6.1.07

Fragmento sem princípio, ou "Náufragos da Nostalgia"

... não é verdade que as opiniões políticas do García Márquez me irritem, repara. É falso. Na realidade não pago para as ler, ou muito raramente, e mesmo assim diluídas no preço do jornal onde vêem publicadas. O mesmo se passa com a Maria João Pires, que oiço tocar umas sonatas de Mozart; ela diz muitos disparates, é inegável: mas que importa? Toca como uma deusa.

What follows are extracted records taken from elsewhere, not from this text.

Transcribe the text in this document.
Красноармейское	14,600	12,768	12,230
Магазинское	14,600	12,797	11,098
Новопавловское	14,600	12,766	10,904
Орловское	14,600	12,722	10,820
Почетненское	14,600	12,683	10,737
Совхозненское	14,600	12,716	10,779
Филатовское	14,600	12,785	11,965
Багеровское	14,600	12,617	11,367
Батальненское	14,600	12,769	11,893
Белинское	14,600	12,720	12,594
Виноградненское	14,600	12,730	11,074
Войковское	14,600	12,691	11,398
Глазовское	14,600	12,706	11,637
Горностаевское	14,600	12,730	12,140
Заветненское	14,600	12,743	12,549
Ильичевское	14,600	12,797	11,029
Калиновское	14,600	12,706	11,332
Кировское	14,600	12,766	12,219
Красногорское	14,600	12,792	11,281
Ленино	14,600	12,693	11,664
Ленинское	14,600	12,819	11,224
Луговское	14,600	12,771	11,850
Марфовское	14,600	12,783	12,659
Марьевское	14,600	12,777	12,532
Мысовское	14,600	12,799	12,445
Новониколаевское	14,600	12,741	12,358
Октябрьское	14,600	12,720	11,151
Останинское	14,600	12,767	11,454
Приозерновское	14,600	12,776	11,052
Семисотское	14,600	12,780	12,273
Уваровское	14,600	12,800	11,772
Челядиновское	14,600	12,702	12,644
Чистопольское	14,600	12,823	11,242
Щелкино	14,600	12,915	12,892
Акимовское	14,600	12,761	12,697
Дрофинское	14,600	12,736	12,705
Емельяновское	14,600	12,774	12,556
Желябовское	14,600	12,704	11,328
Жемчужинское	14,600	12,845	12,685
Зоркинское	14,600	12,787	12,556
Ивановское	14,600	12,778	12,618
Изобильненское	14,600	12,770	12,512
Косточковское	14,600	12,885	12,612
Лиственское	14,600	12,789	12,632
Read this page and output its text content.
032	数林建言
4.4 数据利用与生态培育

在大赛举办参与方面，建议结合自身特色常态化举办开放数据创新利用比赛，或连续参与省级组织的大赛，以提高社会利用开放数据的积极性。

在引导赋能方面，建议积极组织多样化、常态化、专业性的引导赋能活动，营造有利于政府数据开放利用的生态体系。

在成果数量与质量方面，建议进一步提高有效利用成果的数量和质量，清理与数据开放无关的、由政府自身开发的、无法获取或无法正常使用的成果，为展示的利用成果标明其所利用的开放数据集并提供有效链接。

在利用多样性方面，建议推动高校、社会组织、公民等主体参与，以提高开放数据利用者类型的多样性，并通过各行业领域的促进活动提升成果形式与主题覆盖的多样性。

Uma vez fui ouvi-la, em Genève. Mozart, também. Saí do concerto a pensar que não toca com os dedos, mas sim com a alma. Nunca tinha ouvido Mozart assim, "despido", sem aquele aspecto festivo - ia dizer frívolo, mas reconheço que o termo é exagerado, conjuntural - que tantos intérpretes lhe dão.

García Márquez também escreve como um deus, mesmo se a primeira parte do livro ("Del Amor y Otros Demonios"), essa galeria de retratos, me pareceu, desta vez, um pouco longa.

Mas que dizer de passagens como esta:
"«Es horríble», dijo el obispo. «Cada hora me resuena en las entrañas como un temblor de tierra»"; ou: "No pudo continuar, porque un trueno retumbó en la casa y se escapó rodando por el mar, y un aguacero bíblico los apartó del resto del mundo. El obispo se tendió en el mecedor y naufragó en la nostalgia.
«¡Qué lejos estamos!», suspiró.
«¿De qué?»
«De nosotros mismos», dijo el obispo.
...
«No podemos intervenir en la rotación de la tierra», dijo Delaura.
«Pero podríamos ignorarla para que no nos duela», dijo el obispo. «Más que la fe, lo que a Galileo le faltaba era corazón»"?

Não podemos (não devemos) dizer nada, claro, porque seja o que for que se disser é inferior. Maria João Pires é a mesma coisa: deixa-nos sem ar quando toca, e tolerantes, generosos, surdos, quando fala.

Passei o dia quase todo em casa, e desse quase todo, a maior parte na cozinha. Isto não é grave, nem espantoso: o que o é, é ter gostado. Há em mim um mecanismo perverso que faz que só reaja aos desafios se forem gigantescos, ou absurdos. Uma vez parei completamente de beber - trabalhava num bar, onde tinha acesso legítimo a todo o alcoól que quisesse. Agora que, por razões de medecina geral, tenho de fazer dieta, passo os momentos livres a cozinhar. Não sei se está a resultar, nota: ainda é muito cedo, e ainda não comprei uma balança...

Enfim, o dia e a Maria João Pires chegam ao fim, o jantar está a quase meio, e vou dizer-te uma coisa, mas só a ti, não o repitas a ninguém: eu só tenho nostalgia do futuro. Do passado, nenhuma, ou quase nenhuma.